Now it's time to design your CNN! Remember a few things when doing this:

  • You should alternate convolutional and pooling layers
  • You should have later layers have a larger number of parameters in order to detect more abstract patterns
  • Add some final dense layers to add a classifier to the convolutional base
#Your code here; design and compile the model

Training and Evaluating the Model

Remember that training deep networks is resource intensive: depending on the size of the data, even a CNN with 3-4 successive convolutional and pooling layers is apt to take a hours to train on a high end laptop. Using 30 epochs and 8 layers (alternating between convolutional and pooling), our model took about 40 minutes to run on a year old macbook pro.

If you are concerned with runtime, you may want to set your model to run the training epochs overnight.

If you are going to run this process overnight, be sure to also script code for the following questions concerning data augmentation. Check your code twice (or more) and then set the notebook to run all, or something equivalent to have them train overnight.

#Set the model to train; see warnings above
# Plot history

Save the Model

#Your code here; save the model for future reference.

Data Augmentation

Recall that data augmentation is typically always a necessary step when using a small dataset as this one which you have been provided. As such, if you haven't already, implement a data augmentation setup.

Warning: This process took nearly 4 hours to run on a relatively new macbook pro. As such, it is recommended that you simply code the setup and compare to the solution branch, or set the process to run overnight if you do choose to actually run the code.

#Add data augmentation to the model setup and set the model to train; 
#See warnings above if you intend to run this block of code

Final Evaluation

Now use the test set to perform a final evaluation on your model of choice.

# Your code here; perform a final evaluation using the test set..

Extension: Adding Data to the Model

As discussed, the current dataset we worked with is a subset of a dataset hosted on Kaggle. Increasing the data that we use to train the model will result in additional performance gains but will also result in longer training times and be more resource intensive.

It is estimated that training on the full dataset will take approximately 4 hours (and potentially significantly longer) depending on your computer's specifications.

In order to test the impact of training on the full dataset, start by downloading the data from kaggle here: https://www.kaggle.com/paultimothymooney/chest-xray-pneumonia.

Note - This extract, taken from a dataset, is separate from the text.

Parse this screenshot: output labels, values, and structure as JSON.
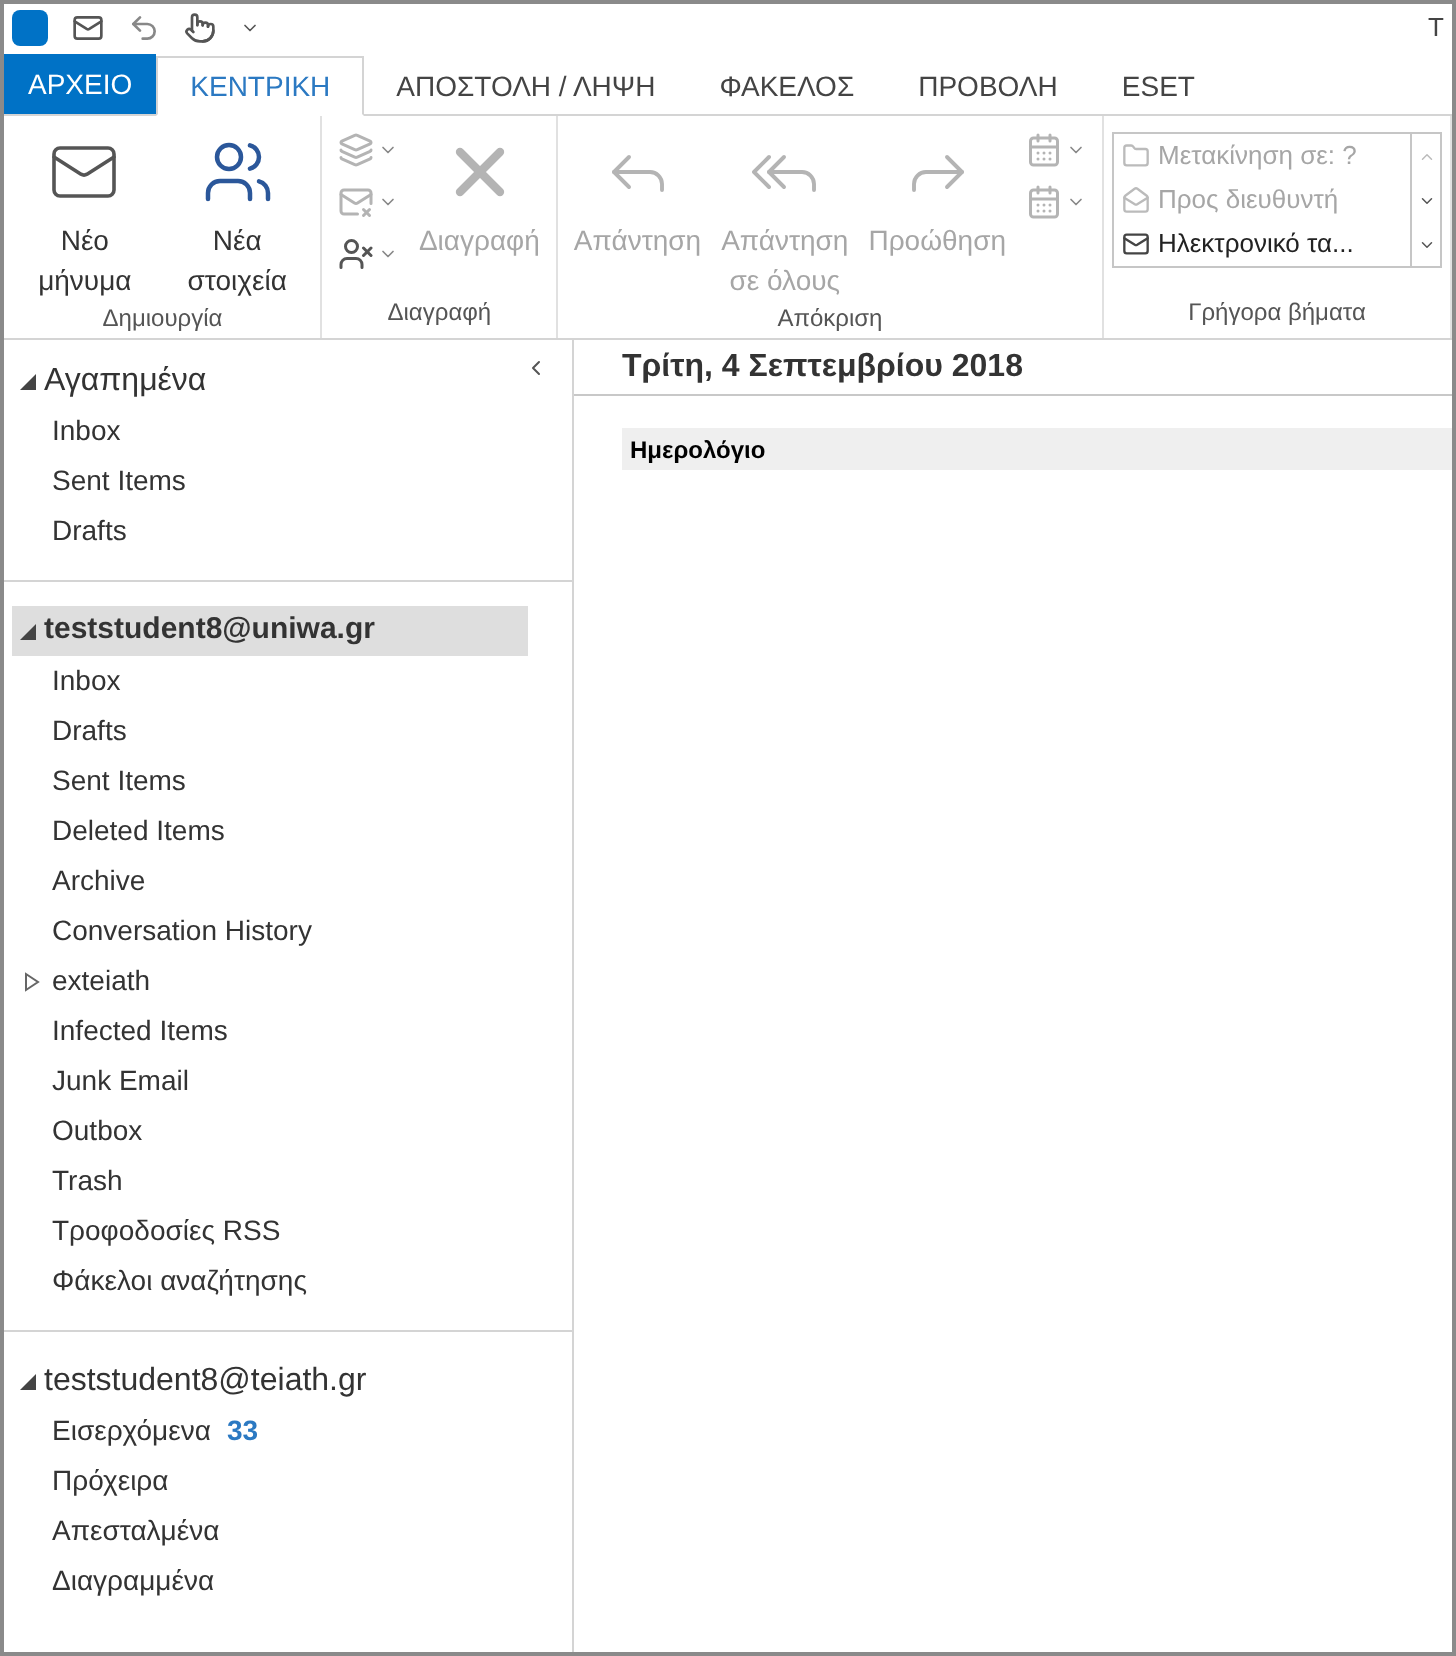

#Optional extension; Your code here

Summary

Well done! In this lab, you practice building your own CNN for image recognition which drastically outperformed our previous attempts using a standard deep learning model alone. In the upcoming sections, we'll continue to investigate further techniques associated with CNNs including visualizing the representations they learn and techniques to further bolster their performance when we have limited training data such as here.